According to the priority I++ first, then, if the value of the i++ expression is a copy of i, then it is 6, and then the minus expression is -6. This -6 is passed to printf, and -6 is printed, and i is also self-subtracting, and i is 5 at this time.

Print again, i is 5.

b = a++;Assign the value of a to b first, and then add one to the value of a. b = 10,a = 11

b = a--;Assign the value of a to b first, and then subtract the value of a by one. b = 11，a = 10

The first one is 10 and the second one is 11

b = ++a;Add the value of a by one and assign it to b

b = --a;Subtract the value of a by one and assign it to b

For example: i=1; i++;It means that when i runs to "i++" on the original basis, it adds 1 by itself, but "i++"."The value of i does not change, and the value of i becomes 2; And in "++i", "+i.""with"i"is equal to 2, and when "+" is replaced by "—", the same goes for ...

is the operator of ++, e.g. a++ is equivalent to a = a + 1;This is the same as ,-- simplification, and self-increase and self-reduction are divided into preposition and postposition, the difference is that the preposition is first self-subtraction and then operation, and the latter is the first operation and then self-reduction, for example.

int a = 5;

int b = a++;

At this point b = 5;

and int a = 5;

int b = ++a;

At this point b = 6;

Understand it yourself, its practical habits can be simplified a lot**.

Suppose you define an integer variable.

int a=0;

a++;That is, every time it is executed, a is increased by 1, that is, a = a+1 is executed once; Self-reduction is similar.

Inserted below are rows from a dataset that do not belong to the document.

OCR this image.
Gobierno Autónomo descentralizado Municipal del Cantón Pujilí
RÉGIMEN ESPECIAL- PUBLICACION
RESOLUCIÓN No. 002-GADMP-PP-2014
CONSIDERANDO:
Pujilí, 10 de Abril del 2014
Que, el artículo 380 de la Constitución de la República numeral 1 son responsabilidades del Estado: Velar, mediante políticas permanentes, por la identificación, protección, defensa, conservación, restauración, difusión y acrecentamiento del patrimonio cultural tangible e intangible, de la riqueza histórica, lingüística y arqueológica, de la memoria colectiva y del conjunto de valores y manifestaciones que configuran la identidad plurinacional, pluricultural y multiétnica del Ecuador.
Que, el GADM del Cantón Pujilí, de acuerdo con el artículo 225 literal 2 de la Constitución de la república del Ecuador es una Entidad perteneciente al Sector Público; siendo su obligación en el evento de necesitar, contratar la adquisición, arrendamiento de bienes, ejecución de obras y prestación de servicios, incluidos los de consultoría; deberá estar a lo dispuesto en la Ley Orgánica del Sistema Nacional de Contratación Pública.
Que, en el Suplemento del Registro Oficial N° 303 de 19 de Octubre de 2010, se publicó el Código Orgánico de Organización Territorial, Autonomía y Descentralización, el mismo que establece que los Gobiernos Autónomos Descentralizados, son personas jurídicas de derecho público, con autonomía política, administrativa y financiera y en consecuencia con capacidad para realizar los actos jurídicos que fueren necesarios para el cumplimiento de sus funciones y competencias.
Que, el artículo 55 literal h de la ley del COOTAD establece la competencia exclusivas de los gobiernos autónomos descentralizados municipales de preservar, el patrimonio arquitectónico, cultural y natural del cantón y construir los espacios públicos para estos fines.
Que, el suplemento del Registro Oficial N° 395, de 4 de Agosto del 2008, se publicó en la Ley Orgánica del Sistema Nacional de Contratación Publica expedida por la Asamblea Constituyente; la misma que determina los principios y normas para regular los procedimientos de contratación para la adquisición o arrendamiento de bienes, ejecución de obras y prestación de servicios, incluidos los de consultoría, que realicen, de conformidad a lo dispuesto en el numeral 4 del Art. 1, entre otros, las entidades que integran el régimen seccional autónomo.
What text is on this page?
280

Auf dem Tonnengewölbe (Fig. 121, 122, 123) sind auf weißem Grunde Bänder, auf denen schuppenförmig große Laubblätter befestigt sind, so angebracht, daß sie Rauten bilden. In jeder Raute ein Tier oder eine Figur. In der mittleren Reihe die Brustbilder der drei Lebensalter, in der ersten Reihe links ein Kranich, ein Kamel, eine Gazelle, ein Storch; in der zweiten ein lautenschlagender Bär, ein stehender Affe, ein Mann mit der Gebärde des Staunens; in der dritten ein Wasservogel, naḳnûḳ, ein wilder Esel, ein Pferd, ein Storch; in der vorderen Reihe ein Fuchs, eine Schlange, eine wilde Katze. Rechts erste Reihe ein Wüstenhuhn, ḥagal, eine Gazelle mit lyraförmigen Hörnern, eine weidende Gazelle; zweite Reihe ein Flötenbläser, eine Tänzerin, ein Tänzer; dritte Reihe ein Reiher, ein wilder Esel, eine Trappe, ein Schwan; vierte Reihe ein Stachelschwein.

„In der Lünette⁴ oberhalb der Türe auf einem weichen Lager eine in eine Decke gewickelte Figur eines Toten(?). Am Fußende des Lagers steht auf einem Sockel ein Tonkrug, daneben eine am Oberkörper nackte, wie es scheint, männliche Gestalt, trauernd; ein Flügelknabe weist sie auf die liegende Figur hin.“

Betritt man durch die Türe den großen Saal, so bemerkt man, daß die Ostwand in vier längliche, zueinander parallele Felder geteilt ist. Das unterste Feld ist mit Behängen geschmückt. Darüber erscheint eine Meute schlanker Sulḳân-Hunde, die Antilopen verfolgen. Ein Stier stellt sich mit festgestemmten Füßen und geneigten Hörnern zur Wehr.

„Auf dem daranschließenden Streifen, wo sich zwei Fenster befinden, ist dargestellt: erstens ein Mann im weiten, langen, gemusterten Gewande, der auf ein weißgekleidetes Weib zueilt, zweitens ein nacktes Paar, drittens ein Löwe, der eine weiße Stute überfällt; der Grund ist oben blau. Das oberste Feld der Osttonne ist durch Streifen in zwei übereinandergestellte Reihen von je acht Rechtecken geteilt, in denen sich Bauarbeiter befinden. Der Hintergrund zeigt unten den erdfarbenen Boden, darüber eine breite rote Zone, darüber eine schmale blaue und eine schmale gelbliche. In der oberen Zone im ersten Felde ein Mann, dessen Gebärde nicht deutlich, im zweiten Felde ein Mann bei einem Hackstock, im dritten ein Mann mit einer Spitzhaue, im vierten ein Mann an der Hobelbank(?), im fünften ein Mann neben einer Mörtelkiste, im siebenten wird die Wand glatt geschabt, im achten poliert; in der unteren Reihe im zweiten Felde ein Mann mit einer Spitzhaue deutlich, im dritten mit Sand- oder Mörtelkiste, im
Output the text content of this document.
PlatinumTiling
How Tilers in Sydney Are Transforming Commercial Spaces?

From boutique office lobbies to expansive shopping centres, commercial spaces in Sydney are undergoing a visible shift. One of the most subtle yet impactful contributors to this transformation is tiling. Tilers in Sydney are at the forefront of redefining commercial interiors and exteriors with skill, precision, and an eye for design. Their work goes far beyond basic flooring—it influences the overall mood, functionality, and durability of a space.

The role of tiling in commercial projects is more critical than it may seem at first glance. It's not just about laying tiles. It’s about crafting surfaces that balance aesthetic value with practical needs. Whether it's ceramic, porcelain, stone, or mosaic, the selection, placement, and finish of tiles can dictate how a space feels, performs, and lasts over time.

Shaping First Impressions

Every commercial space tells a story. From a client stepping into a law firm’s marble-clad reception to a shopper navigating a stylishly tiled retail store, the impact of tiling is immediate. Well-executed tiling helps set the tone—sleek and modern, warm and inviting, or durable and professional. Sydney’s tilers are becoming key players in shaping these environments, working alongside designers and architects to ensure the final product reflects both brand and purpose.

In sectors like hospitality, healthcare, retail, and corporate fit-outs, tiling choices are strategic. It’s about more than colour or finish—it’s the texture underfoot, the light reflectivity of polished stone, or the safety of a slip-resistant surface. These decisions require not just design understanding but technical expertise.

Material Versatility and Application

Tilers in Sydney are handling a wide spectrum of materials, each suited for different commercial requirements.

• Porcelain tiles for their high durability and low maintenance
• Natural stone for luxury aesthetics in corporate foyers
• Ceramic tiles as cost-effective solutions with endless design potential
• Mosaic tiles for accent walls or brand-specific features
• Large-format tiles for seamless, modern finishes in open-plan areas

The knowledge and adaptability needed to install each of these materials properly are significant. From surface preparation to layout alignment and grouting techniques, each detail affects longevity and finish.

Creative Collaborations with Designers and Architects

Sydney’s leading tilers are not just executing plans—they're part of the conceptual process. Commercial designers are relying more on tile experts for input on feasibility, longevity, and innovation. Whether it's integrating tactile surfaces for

It is an arithmetic operator with a prefix (i) and a suffix (i). The former means that the value is assigned to x and then 1 is added, such as i 2;x i, then the value of x is 2 and the value of i is 3. The latter means that 1 is added first and then assigned to x, such as i 2;x i, then the value of x is 3 and the value of i is 3.

You don't understand, self-increase is plus one, self-subtraction is minus one.

a refers to the value of a + 1 and adds one to the value in the operation.

a++ is to participate in the operation first, and then add 1 when it is over

i++ means that the value of i is taken first, and then i is incrementing by 1, that is, if another m=i, then the value of i++ is still equal to m, but the actual value of i is m+1.

i means that the auto-increment is performed first, and then the value of i is extracted, that is, ++i is equal to m+1, and i is also equal to m+1

The same goes for self-reduction.

i++ is i=i+1

i++ is i=i+1

Others--iah++iah, you don't need to distinguish that each compiler operation is different, and you can't simply put it into the program to calculate.

But if you just look at the logic, it is -- the first is to subtract 1 and then calculate, and the second is to calculate first and then add 1

"++ in front means first self-increment and then assigned, ++ in the back means after self-increase, first assigned.

- "In the same way,

Look at some more examples.

For example, i++ and ++i;

There is no difference when used as a statement on its own.

When used in conjunction with other statements such as assignment, output, etc.

For example, int a = i++ means that the value of i is assigned to a first, and then i adds int a = ++i is to add i first, and then the value of i is added to a

The rules of self-increment and self-decrease are the same, and they are both divided into two types: pre-position and post-position.

The precedent is ++i (or --i), which is the first operation, that is, the first increment of i by 1, and the second operation is the subsequent operation of i.

For example: i=1, y=++i

Then i is a pre-increment operation, so i first increments by 1, i=2, and then the operation on i is to take the value of i and assign it to y, then y=2.

The posterior is i++ (or i--), which is the first operation, that is, the operation of i, and the later operation, that is, the self-increment of i.

For example: i=1, y=++i

Then i is a posterior auto-increment operation, so the first operation is to take the value of i and assign it to y, then y=1, and then auto-increment 1 for i, i=2.